"Are there pets on the premises?" has become a standard question asked by workers who need to go onto people's property or into their homes. The owner of the property might think nothing of this question or might simply assume that the worker was being considerate, asking to ensure that the animal is not accidentally allowed to escape out an open door, window or unattended back gate. In reality, the worker is taking steps to protect his or her safety.
Postal workers, for example, were bitten over 5,000 times by dogs in 2015 alone. And that's just a small percentage of the over 4 million dog bites that occur yearly in the United States. Dog bites can have serious repercussions. They can become infected. Dogs' sharp teeth and strong jaws can damage skin, muscle and bone. They can permanently scar or even disfigure their victim.

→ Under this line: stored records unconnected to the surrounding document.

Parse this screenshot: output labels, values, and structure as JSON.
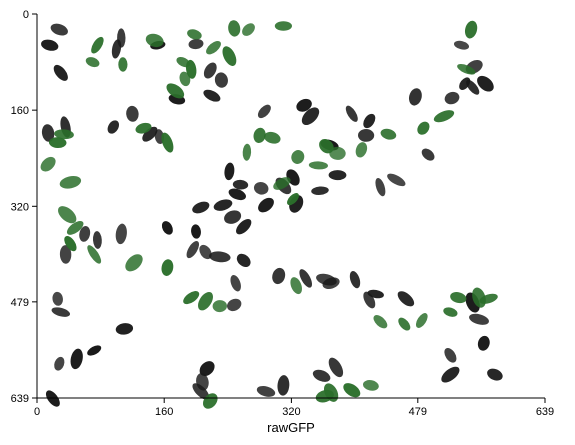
{
  "chart_data": {
    "type": "scatter",
    "xlabel": "rawGFP",
    "xlim": [
      0,
      639
    ],
    "ylim": [
      0,
      639
    ],
    "y_inverted": true,
    "x_ticks": [
      "0",
      "160",
      "320",
      "479",
      "639"
    ],
    "y_ticks": [
      "0",
      "160",
      "320",
      "479",
      "639"
    ],
    "grid": false,
    "series": [
      {
        "color": "#1a1a1a",
        "points": [
          [
            28,
            26
          ],
          [
            16,
            52
          ],
          [
            30,
            98
          ],
          [
            106,
            40
          ],
          [
            100,
            58
          ],
          [
            152,
            52
          ],
          [
            200,
            50
          ],
          [
            218,
            94
          ],
          [
            232,
            110
          ],
          [
            220,
            136
          ],
          [
            176,
            142
          ],
          [
            120,
            166
          ],
          [
            142,
            200
          ],
          [
            154,
            204
          ],
          [
            96,
            188
          ],
          [
            36,
            188
          ],
          [
            14,
            198
          ],
          [
            286,
            162
          ],
          [
            336,
            152
          ],
          [
            344,
            170
          ],
          [
            396,
            166
          ],
          [
            418,
            178
          ],
          [
            414,
            202
          ],
          [
            368,
            218
          ],
          [
            476,
            138
          ],
          [
            522,
            140
          ],
          [
            538,
            116
          ],
          [
            564,
            116
          ],
          [
            534,
            52
          ],
          [
            550,
            88
          ],
          [
            548,
            122
          ],
          [
            492,
            234
          ],
          [
            452,
            276
          ],
          [
            432,
            288
          ],
          [
            378,
            268
          ],
          [
            322,
            272
          ],
          [
            310,
            286
          ],
          [
            282,
            290
          ],
          [
            256,
            284
          ],
          [
            242,
            262
          ],
          [
            252,
            300
          ],
          [
            234,
            318
          ],
          [
            246,
            338
          ],
          [
            288,
            318
          ],
          [
            326,
            316
          ],
          [
            356,
            294
          ],
          [
            260,
            354
          ],
          [
            206,
            322
          ],
          [
            200,
            362
          ],
          [
            196,
            392
          ],
          [
            212,
            396
          ],
          [
            230,
            404
          ],
          [
            260,
            410
          ],
          [
            304,
            436
          ],
          [
            338,
            440
          ],
          [
            364,
            442
          ],
          [
            400,
            442
          ],
          [
            426,
            466
          ],
          [
            370,
            448
          ],
          [
            250,
            448
          ],
          [
            248,
            484
          ],
          [
            418,
            476
          ],
          [
            464,
            474
          ],
          [
            548,
            480
          ],
          [
            556,
            508
          ],
          [
            562,
            548
          ],
          [
            520,
            568
          ],
          [
            520,
            600
          ],
          [
            576,
            600
          ],
          [
            376,
            588
          ],
          [
            358,
            602
          ],
          [
            310,
            618
          ],
          [
            288,
            628
          ],
          [
            214,
            590
          ],
          [
            208,
            612
          ],
          [
            206,
            628
          ],
          [
            164,
            356
          ],
          [
            106,
            366
          ],
          [
            76,
            376
          ],
          [
            60,
            366
          ],
          [
            36,
            400
          ],
          [
            26,
            474
          ],
          [
            30,
            496
          ],
          [
            110,
            524
          ],
          [
            72,
            560
          ],
          [
            50,
            574
          ],
          [
            28,
            582
          ],
          [
            20,
            640
          ]
        ]
      },
      {
        "color": "#2a6e2a",
        "points": [
          [
            76,
            52
          ],
          [
            70,
            80
          ],
          [
            108,
            84
          ],
          [
            148,
            44
          ],
          [
            184,
            80
          ],
          [
            198,
            34
          ],
          [
            248,
            24
          ],
          [
            242,
            70
          ],
          [
            222,
            56
          ],
          [
            194,
            92
          ],
          [
            186,
            108
          ],
          [
            174,
            128
          ],
          [
            266,
            26
          ],
          [
            310,
            20
          ],
          [
            34,
            200
          ],
          [
            26,
            214
          ],
          [
            14,
            250
          ],
          [
            42,
            280
          ],
          [
            134,
            190
          ],
          [
            164,
            214
          ],
          [
            280,
            202
          ],
          [
            296,
            206
          ],
          [
            264,
            230
          ],
          [
            328,
            238
          ],
          [
            364,
            220
          ],
          [
            308,
            282
          ],
          [
            322,
            308
          ],
          [
            354,
            252
          ],
          [
            378,
            232
          ],
          [
            408,
            226
          ],
          [
            442,
            200
          ],
          [
            486,
            190
          ],
          [
            512,
            170
          ],
          [
            540,
            92
          ],
          [
            546,
            26
          ],
          [
            38,
            334
          ],
          [
            48,
            356
          ],
          [
            42,
            382
          ],
          [
            72,
            400
          ],
          [
            122,
            414
          ],
          [
            164,
            422
          ],
          [
            194,
            472
          ],
          [
            212,
            478
          ],
          [
            230,
            486
          ],
          [
            326,
            452
          ],
          [
            432,
            512
          ],
          [
            462,
            516
          ],
          [
            484,
            510
          ],
          [
            520,
            496
          ],
          [
            530,
            472
          ],
          [
            556,
            472
          ],
          [
            568,
            474
          ],
          [
            420,
            618
          ],
          [
            396,
            626
          ],
          [
            370,
            630
          ],
          [
            362,
            636
          ],
          [
            218,
            644
          ]
        ]
      }
    ]
  }
}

Workers who are bitten by a dog while on the job may be able to claim restitution from two distinct sources. First, the owner of the dog may be liable for damages. Sometimes dog bite victims are hesitant to press charges against a dog owner for fear that it may cause the owner undue financial hardship. This is especially true if the worker has a good relationship with the dog's owner or if this is a dog the worker has encountered in the past without incident. Fear not. Most dog bite claims are covered by the dog owner's homeowner's insurance.
In addition to damages from the dog's owner, an employee may be eligible for workers' compensation. This would be a possibility only if the worker were bitten or injured while on the job.
Dog bite laws are not straightforward and vary greatly from state to state. A personal injury attorney can inform you of your rights and help you understand if you are entitled to compensation.